A point is won by hitting the birdie over the net so that it lands on the court before the opponent can return it or so that the opponent makes an error in returning it. A point is lost if the birdie is hit into or under the net, if it lands outside the opponent’s court, if the birdie touches a player or his or her clothing, or if a player hits the shuttle before it crosses the net.
Matches are the best of three games. If the server wins a rally, he or she scores a point and serves again from the other service court. If the serving player or side loses the rally, the opposing player or team scores a point. (This differs from the old system, changed in 2006, where players could only win a point on their own serve.)

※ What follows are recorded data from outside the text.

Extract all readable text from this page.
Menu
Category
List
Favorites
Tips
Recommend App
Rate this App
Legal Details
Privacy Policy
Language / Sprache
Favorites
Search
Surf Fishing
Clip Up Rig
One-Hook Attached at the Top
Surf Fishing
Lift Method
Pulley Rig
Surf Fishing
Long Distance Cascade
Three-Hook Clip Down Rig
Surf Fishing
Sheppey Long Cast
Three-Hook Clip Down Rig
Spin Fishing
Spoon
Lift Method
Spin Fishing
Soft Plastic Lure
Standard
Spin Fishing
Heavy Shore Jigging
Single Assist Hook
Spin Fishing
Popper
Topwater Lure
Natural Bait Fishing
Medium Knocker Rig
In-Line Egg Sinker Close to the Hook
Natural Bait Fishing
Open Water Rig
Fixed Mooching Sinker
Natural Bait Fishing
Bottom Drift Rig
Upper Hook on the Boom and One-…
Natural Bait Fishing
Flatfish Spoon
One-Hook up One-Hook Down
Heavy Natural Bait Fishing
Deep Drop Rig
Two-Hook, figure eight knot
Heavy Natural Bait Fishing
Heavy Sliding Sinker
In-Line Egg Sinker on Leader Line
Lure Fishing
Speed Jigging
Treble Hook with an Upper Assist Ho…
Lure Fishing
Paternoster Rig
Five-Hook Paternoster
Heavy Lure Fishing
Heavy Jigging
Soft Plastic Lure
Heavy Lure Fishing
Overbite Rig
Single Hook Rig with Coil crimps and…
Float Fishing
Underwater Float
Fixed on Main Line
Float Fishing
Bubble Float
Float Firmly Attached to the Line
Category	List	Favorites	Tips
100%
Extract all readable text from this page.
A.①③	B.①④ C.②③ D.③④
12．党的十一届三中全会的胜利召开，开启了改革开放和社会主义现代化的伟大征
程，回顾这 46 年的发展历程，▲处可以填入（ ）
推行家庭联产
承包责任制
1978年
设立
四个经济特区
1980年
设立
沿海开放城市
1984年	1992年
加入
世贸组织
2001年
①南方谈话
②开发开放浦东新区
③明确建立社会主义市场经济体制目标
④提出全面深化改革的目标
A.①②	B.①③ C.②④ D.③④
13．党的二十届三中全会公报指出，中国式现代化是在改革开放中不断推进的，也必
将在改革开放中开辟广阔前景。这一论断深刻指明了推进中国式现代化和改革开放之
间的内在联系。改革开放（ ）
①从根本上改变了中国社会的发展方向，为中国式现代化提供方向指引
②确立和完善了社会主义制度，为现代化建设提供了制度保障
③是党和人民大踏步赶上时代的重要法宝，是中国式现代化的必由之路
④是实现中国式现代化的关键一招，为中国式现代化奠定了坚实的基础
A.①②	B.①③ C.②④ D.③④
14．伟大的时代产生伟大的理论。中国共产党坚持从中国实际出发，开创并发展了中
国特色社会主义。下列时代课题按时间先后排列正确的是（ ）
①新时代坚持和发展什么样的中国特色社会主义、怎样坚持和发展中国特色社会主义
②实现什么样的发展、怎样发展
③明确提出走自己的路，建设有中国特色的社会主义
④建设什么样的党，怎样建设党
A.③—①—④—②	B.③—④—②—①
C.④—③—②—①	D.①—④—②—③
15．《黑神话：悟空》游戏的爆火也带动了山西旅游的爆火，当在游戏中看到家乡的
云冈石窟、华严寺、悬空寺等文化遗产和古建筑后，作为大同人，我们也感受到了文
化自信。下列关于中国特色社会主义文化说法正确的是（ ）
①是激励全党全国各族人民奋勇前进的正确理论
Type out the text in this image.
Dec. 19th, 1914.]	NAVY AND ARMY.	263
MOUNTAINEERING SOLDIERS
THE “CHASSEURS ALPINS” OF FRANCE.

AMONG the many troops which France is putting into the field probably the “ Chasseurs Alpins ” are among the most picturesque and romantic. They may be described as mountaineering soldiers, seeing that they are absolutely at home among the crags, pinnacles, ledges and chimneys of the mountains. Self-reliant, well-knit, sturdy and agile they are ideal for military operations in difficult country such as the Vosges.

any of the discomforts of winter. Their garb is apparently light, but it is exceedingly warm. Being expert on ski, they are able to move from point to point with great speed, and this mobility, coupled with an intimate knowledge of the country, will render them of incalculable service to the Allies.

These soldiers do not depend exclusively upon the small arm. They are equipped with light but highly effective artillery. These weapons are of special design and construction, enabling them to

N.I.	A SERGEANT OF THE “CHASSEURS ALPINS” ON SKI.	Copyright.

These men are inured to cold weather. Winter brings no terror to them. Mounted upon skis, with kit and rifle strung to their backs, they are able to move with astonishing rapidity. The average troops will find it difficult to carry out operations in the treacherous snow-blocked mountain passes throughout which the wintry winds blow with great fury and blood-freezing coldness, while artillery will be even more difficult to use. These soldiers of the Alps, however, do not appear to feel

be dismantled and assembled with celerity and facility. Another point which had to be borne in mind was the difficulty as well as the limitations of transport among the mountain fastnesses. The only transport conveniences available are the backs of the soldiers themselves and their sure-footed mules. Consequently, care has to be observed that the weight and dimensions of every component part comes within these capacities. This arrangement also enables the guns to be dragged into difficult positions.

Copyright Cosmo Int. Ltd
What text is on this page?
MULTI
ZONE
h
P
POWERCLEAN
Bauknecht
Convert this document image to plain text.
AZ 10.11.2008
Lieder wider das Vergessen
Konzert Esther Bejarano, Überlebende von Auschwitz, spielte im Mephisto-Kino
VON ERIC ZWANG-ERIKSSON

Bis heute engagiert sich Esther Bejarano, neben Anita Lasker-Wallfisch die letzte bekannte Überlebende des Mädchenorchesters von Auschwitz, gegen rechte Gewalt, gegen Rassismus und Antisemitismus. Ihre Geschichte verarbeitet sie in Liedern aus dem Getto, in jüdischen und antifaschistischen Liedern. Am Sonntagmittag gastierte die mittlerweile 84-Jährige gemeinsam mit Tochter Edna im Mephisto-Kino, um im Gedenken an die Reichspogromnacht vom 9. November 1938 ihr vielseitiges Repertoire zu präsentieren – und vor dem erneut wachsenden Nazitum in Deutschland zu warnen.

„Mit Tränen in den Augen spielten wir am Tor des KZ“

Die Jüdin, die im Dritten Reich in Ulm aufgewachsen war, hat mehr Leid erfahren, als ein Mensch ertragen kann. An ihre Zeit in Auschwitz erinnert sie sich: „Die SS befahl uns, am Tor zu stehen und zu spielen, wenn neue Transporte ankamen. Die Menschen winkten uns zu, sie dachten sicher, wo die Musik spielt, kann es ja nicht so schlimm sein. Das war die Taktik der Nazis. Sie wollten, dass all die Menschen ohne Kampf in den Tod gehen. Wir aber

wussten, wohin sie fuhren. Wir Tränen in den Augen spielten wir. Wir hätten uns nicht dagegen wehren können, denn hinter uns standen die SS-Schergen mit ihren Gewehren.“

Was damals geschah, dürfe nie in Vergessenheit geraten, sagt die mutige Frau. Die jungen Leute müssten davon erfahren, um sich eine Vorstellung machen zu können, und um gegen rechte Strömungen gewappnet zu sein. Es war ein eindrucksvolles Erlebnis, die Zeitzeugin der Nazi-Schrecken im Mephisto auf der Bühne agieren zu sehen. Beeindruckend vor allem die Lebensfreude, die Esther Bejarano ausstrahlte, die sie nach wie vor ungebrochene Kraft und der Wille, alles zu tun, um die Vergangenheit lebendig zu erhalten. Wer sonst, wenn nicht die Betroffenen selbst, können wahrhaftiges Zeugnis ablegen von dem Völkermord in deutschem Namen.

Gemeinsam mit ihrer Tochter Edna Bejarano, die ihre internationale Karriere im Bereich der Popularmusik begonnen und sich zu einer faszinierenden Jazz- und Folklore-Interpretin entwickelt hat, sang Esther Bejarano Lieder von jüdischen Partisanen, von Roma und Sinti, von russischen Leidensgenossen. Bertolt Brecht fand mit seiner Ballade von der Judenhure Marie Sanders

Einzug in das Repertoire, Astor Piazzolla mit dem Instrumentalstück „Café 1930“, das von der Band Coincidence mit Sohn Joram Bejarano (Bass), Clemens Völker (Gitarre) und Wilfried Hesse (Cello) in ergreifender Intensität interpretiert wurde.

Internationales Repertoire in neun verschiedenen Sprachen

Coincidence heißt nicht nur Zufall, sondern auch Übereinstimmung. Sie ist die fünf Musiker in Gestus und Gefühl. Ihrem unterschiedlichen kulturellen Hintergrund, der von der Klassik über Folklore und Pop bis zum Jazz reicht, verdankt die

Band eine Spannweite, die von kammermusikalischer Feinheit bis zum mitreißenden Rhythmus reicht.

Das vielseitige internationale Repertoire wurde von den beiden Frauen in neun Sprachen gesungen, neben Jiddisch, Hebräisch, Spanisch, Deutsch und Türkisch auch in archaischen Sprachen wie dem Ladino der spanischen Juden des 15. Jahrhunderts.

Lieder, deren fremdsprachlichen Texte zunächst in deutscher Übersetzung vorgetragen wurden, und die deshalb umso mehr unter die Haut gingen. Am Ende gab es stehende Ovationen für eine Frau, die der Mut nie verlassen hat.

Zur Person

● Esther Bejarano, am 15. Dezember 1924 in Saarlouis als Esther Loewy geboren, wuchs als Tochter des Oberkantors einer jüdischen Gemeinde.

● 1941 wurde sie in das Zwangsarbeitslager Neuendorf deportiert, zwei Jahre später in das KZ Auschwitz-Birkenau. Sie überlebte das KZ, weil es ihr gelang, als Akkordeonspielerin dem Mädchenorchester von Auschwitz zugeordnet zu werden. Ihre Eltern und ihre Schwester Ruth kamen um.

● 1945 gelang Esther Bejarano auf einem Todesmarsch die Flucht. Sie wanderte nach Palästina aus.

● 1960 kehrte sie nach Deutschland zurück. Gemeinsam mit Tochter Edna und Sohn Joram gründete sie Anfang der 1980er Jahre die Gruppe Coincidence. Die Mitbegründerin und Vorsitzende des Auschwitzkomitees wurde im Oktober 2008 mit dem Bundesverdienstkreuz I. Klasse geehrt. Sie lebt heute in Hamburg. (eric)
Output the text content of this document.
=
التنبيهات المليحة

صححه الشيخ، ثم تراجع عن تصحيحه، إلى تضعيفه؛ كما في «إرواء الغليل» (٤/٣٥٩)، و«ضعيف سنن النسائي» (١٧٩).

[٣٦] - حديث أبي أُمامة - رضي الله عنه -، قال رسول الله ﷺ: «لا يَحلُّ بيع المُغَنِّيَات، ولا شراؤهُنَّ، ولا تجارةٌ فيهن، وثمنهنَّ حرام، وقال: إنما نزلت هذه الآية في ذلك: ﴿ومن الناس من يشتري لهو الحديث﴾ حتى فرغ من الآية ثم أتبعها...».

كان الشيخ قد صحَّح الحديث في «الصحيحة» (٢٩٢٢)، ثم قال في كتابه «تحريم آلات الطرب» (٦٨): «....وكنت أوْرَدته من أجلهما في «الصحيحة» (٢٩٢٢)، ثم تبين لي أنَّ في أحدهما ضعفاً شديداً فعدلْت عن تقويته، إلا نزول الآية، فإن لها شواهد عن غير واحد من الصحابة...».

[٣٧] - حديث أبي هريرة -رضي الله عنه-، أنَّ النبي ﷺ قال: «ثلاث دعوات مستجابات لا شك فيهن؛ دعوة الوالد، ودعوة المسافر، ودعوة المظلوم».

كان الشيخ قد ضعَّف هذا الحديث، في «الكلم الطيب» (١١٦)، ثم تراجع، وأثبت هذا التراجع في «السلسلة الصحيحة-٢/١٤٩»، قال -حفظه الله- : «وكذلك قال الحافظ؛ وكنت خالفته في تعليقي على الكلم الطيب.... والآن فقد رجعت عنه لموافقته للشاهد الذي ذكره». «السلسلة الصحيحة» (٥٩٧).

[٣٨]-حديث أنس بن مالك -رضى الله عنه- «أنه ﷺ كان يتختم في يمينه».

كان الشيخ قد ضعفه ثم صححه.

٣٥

The service then passes to the next player in turn, who in singles would be opponent, but in doubles could be either the server’s partner or, if both players have served, would be one of the opposing players. In badminton, 21 points win a game unless the score reaches 20-20. In that case, the first player or team to gain a two-point advantage wins. If the score reaches 29-29, the winner is the first player to 30
The server and receiver stand in diagonally opposite courts, as defined by the central line. The service must have part of both feet on the floor.Service alternates from the right and left halves of the court, beginning from the right in every game. Players change ends after each of the first two games and midway through the third game.
Short service line- If a serve lands short of this line the server or serving team lose the point (line closest to the net not directly under the net).
Service line- (single/double), the furthest line back on the court which marks the end line of the court, beyond this line is out of bounds. When serving the birdie, the server must stand behind this line.
The net- The net measures 20 ft long across the court, and 5’1 tall. The two uprights are always positioned on the doubles sidelines, even when singles matches are being played. Players are not allowed to touch the net with any part of their bodies or rackets (Summers 187-188).
Serve- The arm must remain below shoulder height and both feet must be on the ground throughout the stroke: overarm “tennis-style” serves are illegal—the racket must remain beneath the server’s wrist.
Underarm clear- this high lob, played powerfully off the forehand, aims to pass above the opponent and drop steeply inside the back of the court for a winning shot. Clears can also be played off the backhand.
Backhand- Backhand strokes tend to be less powerful than shots played off a player’s forehand side, so they are often defensive shots to move an opponent out of position. Cross-court drives or drop shots, however, can be winners if they catch an opponent unaware.
Smash- Badminton’s most powerful hit is a powerful “smash” that drives the birdie steeply down in to the opponent’s court. It is often played with one or both feet off the ground to get a better angle above the net (Summers 187-188).